Qatar is to allow an American couple to fly home Wednesday, after a three-day holdup since they were cleared of wrongdoing in their adopted daughter's death, the US ambassador said.
An appeals court in Doha on Sunday acquitted Matthew and Grace Huang of parental neglect following the death of eight-year-old Gloria, who had been adopted from an orphanage in Ghana, and said they were free to leave.
But at the airport, the Huangs were prevented from leaving Doha.
In a Tweet on Tuesday, US ambassador Dana Shell Smith wrote: "Just informed by GoQ (the government of Qatar) that all requirements met... travel ban to be lifted. Huangs can go tomorrow (Wednesday)."
State Department spokeswoman Jen Psaki told reporters in Washington on Monday that US officials were working with Qatari counterparts to resolve the case.
"While the case was overturned, the travel ban was not yet overturned," spokeswoman Psaki said, referring to "some paperwork that needs to be filed."
The Huangs, who are of Asian descent, were arrested in January 2013.
They were initially accused of starving Gloria to death to sell her organs, but later jailed for three years for parental neglect.

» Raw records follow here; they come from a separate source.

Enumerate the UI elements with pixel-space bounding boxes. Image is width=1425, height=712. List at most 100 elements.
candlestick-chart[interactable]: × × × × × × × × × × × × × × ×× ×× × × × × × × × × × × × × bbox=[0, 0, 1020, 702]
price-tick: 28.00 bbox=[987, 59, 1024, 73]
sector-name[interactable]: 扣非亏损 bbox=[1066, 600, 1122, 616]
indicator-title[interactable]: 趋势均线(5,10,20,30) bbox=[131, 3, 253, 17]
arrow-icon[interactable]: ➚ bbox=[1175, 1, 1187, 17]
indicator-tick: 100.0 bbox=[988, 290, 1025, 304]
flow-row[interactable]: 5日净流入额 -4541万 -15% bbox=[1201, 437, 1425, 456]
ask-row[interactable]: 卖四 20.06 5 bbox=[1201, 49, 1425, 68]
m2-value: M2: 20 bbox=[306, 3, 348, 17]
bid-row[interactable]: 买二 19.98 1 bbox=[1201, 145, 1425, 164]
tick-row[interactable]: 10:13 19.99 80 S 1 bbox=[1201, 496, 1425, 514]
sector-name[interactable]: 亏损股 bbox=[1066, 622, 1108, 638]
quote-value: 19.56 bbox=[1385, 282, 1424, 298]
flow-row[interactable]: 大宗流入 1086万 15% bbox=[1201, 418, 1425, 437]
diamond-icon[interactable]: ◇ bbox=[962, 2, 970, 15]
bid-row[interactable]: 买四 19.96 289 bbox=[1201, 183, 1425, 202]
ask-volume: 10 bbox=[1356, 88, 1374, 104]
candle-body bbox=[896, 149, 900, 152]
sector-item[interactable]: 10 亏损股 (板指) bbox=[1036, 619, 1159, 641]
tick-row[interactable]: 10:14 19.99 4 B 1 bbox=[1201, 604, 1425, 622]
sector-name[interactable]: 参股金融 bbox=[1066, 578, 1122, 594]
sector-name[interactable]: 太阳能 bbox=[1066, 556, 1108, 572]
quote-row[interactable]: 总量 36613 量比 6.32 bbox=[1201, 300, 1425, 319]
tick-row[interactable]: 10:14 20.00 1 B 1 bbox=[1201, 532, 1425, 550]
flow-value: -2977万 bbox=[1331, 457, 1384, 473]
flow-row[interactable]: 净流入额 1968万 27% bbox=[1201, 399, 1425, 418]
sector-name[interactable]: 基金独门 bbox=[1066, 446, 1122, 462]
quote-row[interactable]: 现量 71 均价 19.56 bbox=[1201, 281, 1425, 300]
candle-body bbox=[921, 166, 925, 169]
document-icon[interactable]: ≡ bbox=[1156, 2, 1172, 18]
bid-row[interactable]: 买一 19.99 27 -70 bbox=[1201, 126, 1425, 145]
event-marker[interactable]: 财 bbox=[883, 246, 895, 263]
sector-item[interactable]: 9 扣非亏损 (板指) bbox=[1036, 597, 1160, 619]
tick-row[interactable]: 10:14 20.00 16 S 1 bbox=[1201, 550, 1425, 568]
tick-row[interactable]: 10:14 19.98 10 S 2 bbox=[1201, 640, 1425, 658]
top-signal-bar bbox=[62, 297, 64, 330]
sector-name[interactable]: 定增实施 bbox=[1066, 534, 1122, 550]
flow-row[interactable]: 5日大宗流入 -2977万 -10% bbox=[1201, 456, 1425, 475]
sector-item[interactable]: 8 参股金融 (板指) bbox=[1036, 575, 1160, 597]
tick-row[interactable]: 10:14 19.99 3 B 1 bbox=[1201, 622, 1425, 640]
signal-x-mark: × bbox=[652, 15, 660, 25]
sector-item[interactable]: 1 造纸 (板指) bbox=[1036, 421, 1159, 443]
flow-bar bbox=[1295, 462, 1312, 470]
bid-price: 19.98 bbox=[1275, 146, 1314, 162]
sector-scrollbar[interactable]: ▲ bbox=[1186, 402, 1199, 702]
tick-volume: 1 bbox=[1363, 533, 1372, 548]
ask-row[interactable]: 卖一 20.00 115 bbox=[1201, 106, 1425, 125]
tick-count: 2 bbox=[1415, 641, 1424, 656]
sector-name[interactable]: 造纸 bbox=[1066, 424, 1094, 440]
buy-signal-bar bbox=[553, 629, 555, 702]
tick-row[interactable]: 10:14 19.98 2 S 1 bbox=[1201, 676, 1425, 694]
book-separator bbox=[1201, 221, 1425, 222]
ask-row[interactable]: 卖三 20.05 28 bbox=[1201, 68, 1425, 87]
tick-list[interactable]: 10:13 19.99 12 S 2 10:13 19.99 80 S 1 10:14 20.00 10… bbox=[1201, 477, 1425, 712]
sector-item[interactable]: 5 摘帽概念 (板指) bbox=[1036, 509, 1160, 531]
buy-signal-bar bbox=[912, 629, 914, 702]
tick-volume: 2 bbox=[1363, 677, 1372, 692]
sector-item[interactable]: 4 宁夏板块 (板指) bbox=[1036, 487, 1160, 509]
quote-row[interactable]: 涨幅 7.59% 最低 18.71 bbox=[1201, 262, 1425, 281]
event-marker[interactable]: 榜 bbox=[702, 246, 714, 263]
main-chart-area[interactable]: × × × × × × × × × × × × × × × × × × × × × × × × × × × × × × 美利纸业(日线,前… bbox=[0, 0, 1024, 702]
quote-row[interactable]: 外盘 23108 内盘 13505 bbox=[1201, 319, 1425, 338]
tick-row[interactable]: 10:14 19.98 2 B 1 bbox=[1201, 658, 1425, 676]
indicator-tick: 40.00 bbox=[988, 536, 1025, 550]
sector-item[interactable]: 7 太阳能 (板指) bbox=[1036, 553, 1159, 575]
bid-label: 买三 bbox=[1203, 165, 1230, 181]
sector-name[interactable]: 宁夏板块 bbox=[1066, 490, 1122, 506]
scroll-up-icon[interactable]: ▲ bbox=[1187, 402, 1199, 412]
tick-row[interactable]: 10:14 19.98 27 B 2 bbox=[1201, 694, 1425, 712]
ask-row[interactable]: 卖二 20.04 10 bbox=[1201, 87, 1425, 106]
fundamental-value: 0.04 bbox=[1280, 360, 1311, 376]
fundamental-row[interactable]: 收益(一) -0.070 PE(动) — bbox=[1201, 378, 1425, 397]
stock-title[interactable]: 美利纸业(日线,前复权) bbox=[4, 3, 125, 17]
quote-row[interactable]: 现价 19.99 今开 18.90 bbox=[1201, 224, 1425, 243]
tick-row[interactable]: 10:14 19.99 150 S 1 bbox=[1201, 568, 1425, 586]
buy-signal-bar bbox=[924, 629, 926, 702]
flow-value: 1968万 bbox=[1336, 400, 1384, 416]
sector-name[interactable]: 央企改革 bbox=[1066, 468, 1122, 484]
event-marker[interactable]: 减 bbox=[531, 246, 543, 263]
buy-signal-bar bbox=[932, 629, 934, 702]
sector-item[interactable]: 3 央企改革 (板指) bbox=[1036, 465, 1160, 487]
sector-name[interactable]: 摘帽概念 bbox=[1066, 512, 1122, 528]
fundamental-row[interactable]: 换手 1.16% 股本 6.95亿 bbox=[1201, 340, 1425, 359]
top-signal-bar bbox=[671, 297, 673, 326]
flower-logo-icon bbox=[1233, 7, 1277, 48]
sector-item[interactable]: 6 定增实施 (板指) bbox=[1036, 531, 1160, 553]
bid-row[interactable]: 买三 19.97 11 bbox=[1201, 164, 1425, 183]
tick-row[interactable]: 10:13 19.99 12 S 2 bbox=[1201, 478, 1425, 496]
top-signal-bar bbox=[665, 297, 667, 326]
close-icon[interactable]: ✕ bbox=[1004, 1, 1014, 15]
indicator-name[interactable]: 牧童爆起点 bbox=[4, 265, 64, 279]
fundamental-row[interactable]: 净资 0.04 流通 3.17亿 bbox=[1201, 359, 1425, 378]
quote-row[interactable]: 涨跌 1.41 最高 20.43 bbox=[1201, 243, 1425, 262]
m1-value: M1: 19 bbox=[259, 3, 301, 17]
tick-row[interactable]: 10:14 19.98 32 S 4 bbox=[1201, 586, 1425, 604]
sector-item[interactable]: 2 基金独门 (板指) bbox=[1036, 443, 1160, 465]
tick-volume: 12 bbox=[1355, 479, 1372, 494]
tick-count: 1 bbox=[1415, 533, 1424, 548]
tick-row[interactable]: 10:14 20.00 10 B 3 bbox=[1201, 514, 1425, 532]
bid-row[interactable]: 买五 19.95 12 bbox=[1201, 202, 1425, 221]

They insist that Gloria died of an eating disorder rooted in a troubled early childhood.
They were released in November last year pending an appeal, but the court at the time denied their request to leave Qatar to join their other two adopted children in the United States.
Adoption and multiracial families are rare in Qatar, a conservative Arab emirate, and the family's supporters maintain Qatari authorities misunderstood the Huangs' situation.
The public prosecutor originally pushed for the death penalty for the couple.
The Huangs moved to Qatar in 2012 for Matthew, an engineer, to work on infrastructure projects linked to the 2022 football World Cup.